The Right Time to Pitch and Why

Uncategorized Aug 26, 2025

Too many non-profits fail at corporate partnerships because they pitch at the wrong time. Along with readiness, success comes down to pitching to the right person, at the right company, with the right offer - and at the right time.

Readiness is crucial and easy to identify with our free Readiness Q&A. Right person, right company, right offer - we teach that in BePartnerReady.com®. But timing? That’s trickier, because the right time to approach corporate prospects is influenced less by when you’re ready and more by when the market is ready.

Here’s the thing: you’re approaching a corporate, company, or brand for a partnership, and part of that exchange is money. You want to be in front of them when they’re planning how to spend their budget to fulfil objectives - when they’re receptive to new partnerships. Pitch too late, and the money’s gone. Pitch too early, and they’re not even thinking about it.

Having worked with corporates for 30 years and built over 50 partnerships for major companies like News Ltd, Disney, Vodafone, and Seek, I’ve learned what motivates them to invest and, more importantly, when they have the strongest appetite to invest.

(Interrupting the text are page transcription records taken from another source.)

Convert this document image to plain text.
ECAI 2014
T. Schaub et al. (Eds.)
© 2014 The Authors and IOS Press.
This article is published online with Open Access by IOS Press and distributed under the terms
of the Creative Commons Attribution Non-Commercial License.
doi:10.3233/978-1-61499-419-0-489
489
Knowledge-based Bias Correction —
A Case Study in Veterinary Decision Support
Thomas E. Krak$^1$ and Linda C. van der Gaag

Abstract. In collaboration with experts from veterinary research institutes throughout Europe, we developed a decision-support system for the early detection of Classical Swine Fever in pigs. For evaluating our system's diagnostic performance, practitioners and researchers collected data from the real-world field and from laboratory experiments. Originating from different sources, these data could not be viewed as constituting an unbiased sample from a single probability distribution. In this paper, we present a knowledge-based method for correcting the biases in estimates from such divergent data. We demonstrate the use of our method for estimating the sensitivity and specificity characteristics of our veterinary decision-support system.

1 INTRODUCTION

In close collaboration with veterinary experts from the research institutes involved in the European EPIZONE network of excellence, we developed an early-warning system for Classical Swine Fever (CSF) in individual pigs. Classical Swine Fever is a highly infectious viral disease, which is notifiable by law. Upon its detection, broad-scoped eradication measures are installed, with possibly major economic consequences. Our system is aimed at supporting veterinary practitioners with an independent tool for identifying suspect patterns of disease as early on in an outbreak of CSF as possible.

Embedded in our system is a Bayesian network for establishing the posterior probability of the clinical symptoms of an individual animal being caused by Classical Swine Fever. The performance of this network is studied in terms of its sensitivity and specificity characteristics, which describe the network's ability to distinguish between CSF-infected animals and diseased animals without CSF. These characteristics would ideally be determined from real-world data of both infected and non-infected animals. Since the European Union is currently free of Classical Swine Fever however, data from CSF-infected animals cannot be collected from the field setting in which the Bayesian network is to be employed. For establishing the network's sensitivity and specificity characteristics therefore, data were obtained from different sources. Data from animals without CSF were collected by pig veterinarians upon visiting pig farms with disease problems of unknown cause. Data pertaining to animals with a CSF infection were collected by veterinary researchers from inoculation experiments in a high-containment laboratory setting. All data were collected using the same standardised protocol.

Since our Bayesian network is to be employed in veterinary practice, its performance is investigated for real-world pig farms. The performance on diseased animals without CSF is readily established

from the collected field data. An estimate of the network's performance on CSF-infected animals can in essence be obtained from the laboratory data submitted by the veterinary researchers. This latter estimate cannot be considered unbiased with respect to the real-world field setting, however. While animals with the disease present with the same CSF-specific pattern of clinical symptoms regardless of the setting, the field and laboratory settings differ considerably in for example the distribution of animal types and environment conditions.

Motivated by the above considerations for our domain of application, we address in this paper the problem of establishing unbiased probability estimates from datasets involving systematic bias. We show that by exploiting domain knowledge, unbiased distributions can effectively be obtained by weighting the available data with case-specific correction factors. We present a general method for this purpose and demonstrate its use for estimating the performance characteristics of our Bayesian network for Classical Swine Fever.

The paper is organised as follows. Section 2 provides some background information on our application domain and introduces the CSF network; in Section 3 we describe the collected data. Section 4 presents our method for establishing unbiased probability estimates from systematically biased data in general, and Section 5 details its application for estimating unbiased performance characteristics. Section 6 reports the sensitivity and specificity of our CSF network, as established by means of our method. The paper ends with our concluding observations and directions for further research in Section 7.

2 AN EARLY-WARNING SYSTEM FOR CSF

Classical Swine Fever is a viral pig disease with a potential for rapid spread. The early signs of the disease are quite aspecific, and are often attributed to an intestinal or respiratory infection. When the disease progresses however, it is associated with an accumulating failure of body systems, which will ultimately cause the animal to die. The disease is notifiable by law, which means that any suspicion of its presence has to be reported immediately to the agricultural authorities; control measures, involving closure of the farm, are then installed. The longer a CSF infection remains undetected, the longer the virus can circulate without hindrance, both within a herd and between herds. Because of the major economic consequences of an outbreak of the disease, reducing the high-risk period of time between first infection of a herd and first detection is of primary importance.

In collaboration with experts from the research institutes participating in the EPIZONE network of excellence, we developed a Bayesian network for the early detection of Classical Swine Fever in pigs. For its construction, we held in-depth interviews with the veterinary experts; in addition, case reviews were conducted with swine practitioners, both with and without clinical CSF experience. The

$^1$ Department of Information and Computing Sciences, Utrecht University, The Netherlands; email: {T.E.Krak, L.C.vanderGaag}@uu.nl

Here’s what I’ve discovered:

  • About 70% of corporates and companies operating in Australia (including their brands) follow a July–June financial year. They plan how to invest their budget about 3–4 months before the start of the financial year, so February/March. April and May are often too late, and January is hopeless because people are still on holidays or facing overwhelming inboxes.  These companies tend to be Australian public or private companies. Therefore February/March is the ideal time to pitch
  • About 20% of corporates and companies follow a December-January financial year, meaning their planning window is roughly August/September. Later approaches are ineffective as staff wind down towards year-end and the Christmas break. These tend to be the global companies with HQs in USA, Europe or Asia. Therefore August/September is the ideal time to pitch
  • The remaining 10% operate outside these two primary cycles. Commonly British companies on an October–September year, and in Aotearoa (NZ), around ¼ of companies run on a March–February cycle. Therefore the ideal time to pitch would be May/June and August/Sept respectively (excluding the dead months of Dec/Jan)
  • These windows are consistent whether the company is investing from the marketing, CSR or HR purse, The Philanthropic Purse, however, can be a little different. Corporate foundations (I’ve worked with Vodafone, Mondelez, and Westpac Foundations) may follow pre-set rounds of investment or grants, often twice a year or quarterly. The good news: philanthropic teams are usually more communicative about funding windows, publishing application deadlines on their websites and through email alerts.

If you’d like to learn more about the 4 purses of investment and the purse holders – Philanthropic, HR, Marketing & CSR – download our free infographic.

Rule of thumb: pitch 3–4 months before the start of your prospects’ financial year (skip December and January as both are dead months when everyone is in Zombie mode!). Discovering their financial year is a crucial part of researching prospects (and yes, we provide a Template for that in our program!).

Why do non-profits fail to do this? Often, they’re driven by internal needs rather than the corporate mindset. Common mistakes include:

  1. Board pressure: “We need more corporate partners!”. Staff scramble without preparation, strategy, or regard for whether corporates are even listening. Timing dictated by governance, not market.
  2. Plugging budget holes: A grant falls through or fundraising dips, triggering a rush to “get a sponsor.” Corporates can sense desperation, and reactive timing rarely aligns with their planning.
  3. Last-minute event rescue: A sponsor pulls out just before an event, prompting frantic, ill-timed pitches.
  4. New team members: Pressure to “make their mark” can lead to rushed approaches met with closed door or silence

The danger of going at the wrong time is three-fold: people become demotivated and adopt a scarcity mindset, organisations wrongly decide corporate partnerships isn’t a lucrative strategy for them, and charity reputations suffer when corporates see unprofessional, poorly timed approaches.

The right time to pitch is when the corporate is discussing and planning their budget for the following year. Pitch any other time, and even the best offer may be ignored. At best you may get leftover crumbs. If it’s a transformative partnership you’re aiming for, pitch at the right time - you deserve so much more than crumbs.